The operations (part 2)

The second post about Jennifers operations, the follow up and the results.

I read a few blogs about cerebral palsy, and often people comment that there is no information of the results.

Well, here they go.

In April, as many remember, Jennifer had 2 operations. A g-tube in her stomach to help her nutritional intake and an adductor tenotomy, to try to correct her hip displacement.



We’ll start with the good news…..

Jennifer’s g-tube has had a major impact on her quality of life. Her mood in general is better than it ever has been, her strength, alertness and willingness to engage with other people has never been better.

She’s not setting any world records for weight gain, but she is gaining weight evenly and the doctors are happy.

We’ve spent most of the time since the surgery trying to find out how many calories Jennifer needs every day, how much food she can tolerate and which foods we can feed her.

Originally her nutritionist had stated that 750kcal a day would be sufficient, but warned that we may need to adjust that depending on her weight gain.

Jennifer’s body is being taken over by spasticity, and spasticity needs energy, energy burns calories.

Jennifer receives about 1100kcal a day right now, and for a child just under 10kg’s she should be a big rubber ball of a kid.

She’s not, and there’s not one nutritionist who expects her to be.

Her strength is in her personality, and not even a doctor could fault that now.

New AFOs
New AFOs

She’s grown out of her old AFOs, her chair needs a bigger seat, her pram is starting to look small and her changing table is in desperate need of enlargement!

So tell me she’s not growing!

Checking the range of movement (spasticity) in Jennifer's hips and ankles.
Checking the range of movement (spasticity) in Jennifer’s hips and ankles.

The bad news however comes from the fact that the adductor tenotomy didn’t work, at least on her left side.


You can see on the above picture, that her left hip is crooked.

Between the femoral head (the ball) and the acetabulum (the hip bone above the ball) there should be no more than a 20 degree differential.

Jennifer’s is at 36 degrees.

Her adductor is so spastic that it is pulling her joint out of it’s socket.

She needs the femur bone broken, a plate but between her femur and her pelvis and screws to hold it in line.

Major hip surgery….

So young, so painful, so not deserving of this!

I referred to the adductor tenotomy in April as ” preventative maintenance.” Of which I thought in worst case would buy us time.

Time however, does not seem to be our friend.

It was only yesterday that we found out about this, and it was only Odrun and I that managed to postpone the surgery until after Christmas.

Not only can we not stomach the thought of the pain Jennifer will go through, we want to enjoy this period with her more than anything else.

She’s never been easier to deal with, life is finally a joy for her in a way that it never has been before.

She has so little, she deserves everything.

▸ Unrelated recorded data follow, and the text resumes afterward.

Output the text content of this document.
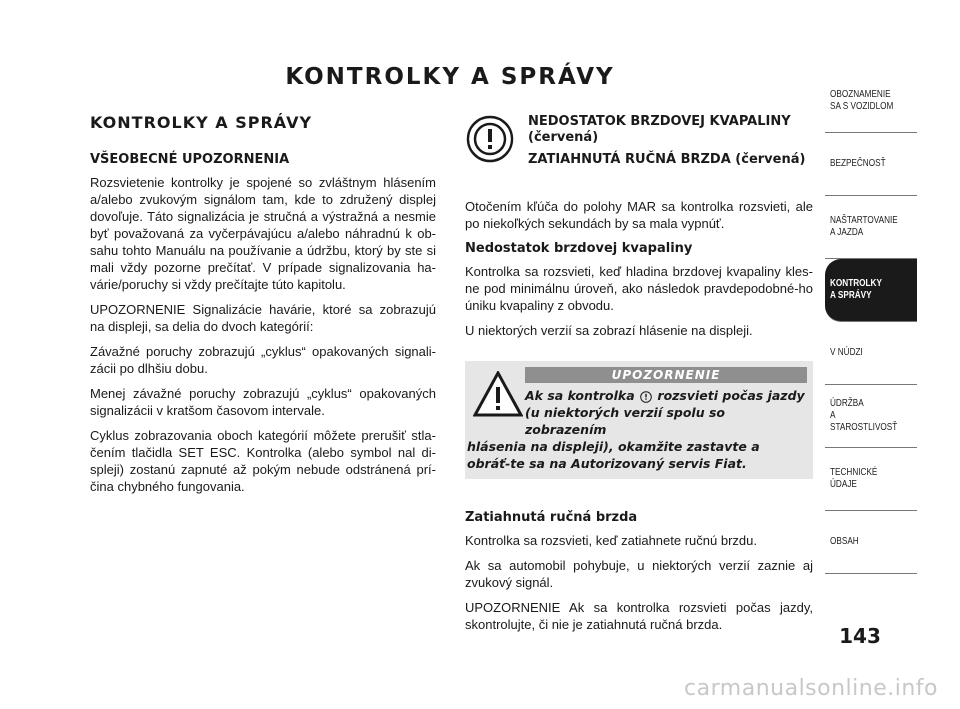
KONTROLKY A SPRÁVY
KONTROLKY A SPRÁVY
VŠEOBECNÉ UPOZORNENIA

Rozsvietenie kontrolky je spojené so zvláštnym hlásením a/alebo zvukovým signálom tam, kde to združený displej dovoľuje. Táto signalizácia je stručná a výstražná a nesmie byť považovaná za vyčerpávajúcu a/alebo náhradnú k ob-sahu tohto Manuálu na používanie a údržbu, ktorý by ste si mali vždy pozorne prečítať. V prípade signalizovania ha-várie/poruchy si vždy prečítajte túto kapitolu.

UPOZORNENIE Signalizácie havárie, ktoré sa zobrazujú na displeji, sa delia do dvoch kategórií:

Závažné poruchy zobrazujú „cyklus“ opakovaných signali-zácii po dlhšiu dobu.

Menej závažné poruchy zobrazujú „cyklus“ opakovaných signalizácii v kratšom časovom intervale.

Cyklus zobrazovania oboch kategórií môžete prerušiť stla-čením tlačidla SET ESC. Kontrolka (alebo symbol nal di-spleji) zostanú zapnuté až pokým nebude odstránená prí-čina chybného fungovania.

NEDOSTATOK BRZDOVEJ KVAPALINY (červená)
ZATIAHNUTÁ RUČNÁ BRZDA (červená)

Otočením kľúča do polohy MAR sa kontrolka rozsvieti, ale po niekoľkých sekundách by sa mala vypnúť.

Nedostatok brzdovej kvapaliny

Kontrolka sa rozsvieti, keď hladina brzdovej kvapaliny kles-ne pod minimálnu úroveň, ako následok pravdepodobné-ho úniku kvapaliny z obvodu.

U niektorých verzií sa zobrazí hlásenie na displeji.

UPOZORNENIE
Ak sa kontrolka rozsvieti počas jazdy
(u niektorých verzií spolu so zobrazením
hlásenia na displeji), okamžite zastavte a obráť-te sa na Autorizovaný servis Fiat.
Zatiahnutá ručná brzda

Kontrolka sa rozsvieti, keď zatiahnete ručnú brzdu.

Ak sa automobil pohybuje, u niektorých verzií zaznie aj zvukový signál.

UPOZORNENIE Ak sa kontrolka rozsvieti počas jazdy, skontrolujte, či nie je zatiahnutá ručná brzda.

OBOZNAMENIE
SA S VOZIDLOM
BEZPEČNOSŤ
NAŠTARTOVANIE
A JAZDA
KONTROLKY
A SPRÁVY
V NÚDZI
ÚDRŽBA
A STAROSTLIVOSŤ
TECHNICKÉ
ÚDAJE
OBSAH
143
carmanualsonline.info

Her hip is not going anywhere in the next 6 months, in fact she could probably go years without needing this surgery.

But when it does start hurting, we’ve been told it’s excruciating.

The choices we make are for our kids, and our ourselves.

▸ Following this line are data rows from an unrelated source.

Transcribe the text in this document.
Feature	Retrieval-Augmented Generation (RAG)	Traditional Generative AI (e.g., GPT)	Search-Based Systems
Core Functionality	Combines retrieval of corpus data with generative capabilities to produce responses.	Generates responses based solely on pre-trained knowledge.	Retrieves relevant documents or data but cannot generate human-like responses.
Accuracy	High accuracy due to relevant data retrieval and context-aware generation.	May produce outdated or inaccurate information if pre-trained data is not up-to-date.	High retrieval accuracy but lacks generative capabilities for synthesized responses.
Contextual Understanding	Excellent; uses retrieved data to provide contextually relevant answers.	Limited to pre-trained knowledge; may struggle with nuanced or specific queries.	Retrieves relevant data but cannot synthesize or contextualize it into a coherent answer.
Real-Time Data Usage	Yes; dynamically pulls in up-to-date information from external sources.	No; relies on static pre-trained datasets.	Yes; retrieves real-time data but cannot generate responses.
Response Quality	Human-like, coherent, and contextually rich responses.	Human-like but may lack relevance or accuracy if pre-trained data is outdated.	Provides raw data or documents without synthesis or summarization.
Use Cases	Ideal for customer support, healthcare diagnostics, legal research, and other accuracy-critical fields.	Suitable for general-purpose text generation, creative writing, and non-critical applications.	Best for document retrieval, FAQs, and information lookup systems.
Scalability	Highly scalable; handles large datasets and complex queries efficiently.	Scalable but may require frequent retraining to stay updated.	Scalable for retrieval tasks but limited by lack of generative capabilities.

Not all of them are easy, some make you literally want to cry.

But she has proven that she can get through almost anything life has thrown at her, and she’s always come out on the right side.

I take solace in knowing that this will help Jennifer, it’s just another upwards climb on this rollercoaster we call life……


2 thoughts on “The operations (part 2)

  1. Hi, I stumbled upon your website a few days ago and have read many of your post. My daughter was diagnosed with spastic quadriplegia at age one and is now two and a half. She has a twin sister which is great, but also difficult for as they have gotten older the differences have become more evident. I had so many of the same thoughts and feelings that you have expressed through your post. The real reason I am writing is because of the surgery your Jennifer has had. I am not sure it is something you want to look into, but we had a surgery call SPML and saw really good results with the tightness in her legs. It was a quick and simple surgery and she was back to therapy again in three days. Her arms still have tightness, but I can’t believe the difference in her legs. She can now put her legs around our hip when we are holding her, which before was tough with the tightness. Before the surgery she was scissoring her legs quite a bit, but it hardly happens now; which is alot less pressure on her hips. There are only two places in the United States that do it, lucky for us, one is only an 1.5 hour drive from our house. I am not sure if it is available near you are not but I thought it was worth mentioning it. We looked into alot of options and this was by far the least invasive and the results have really been noticeable.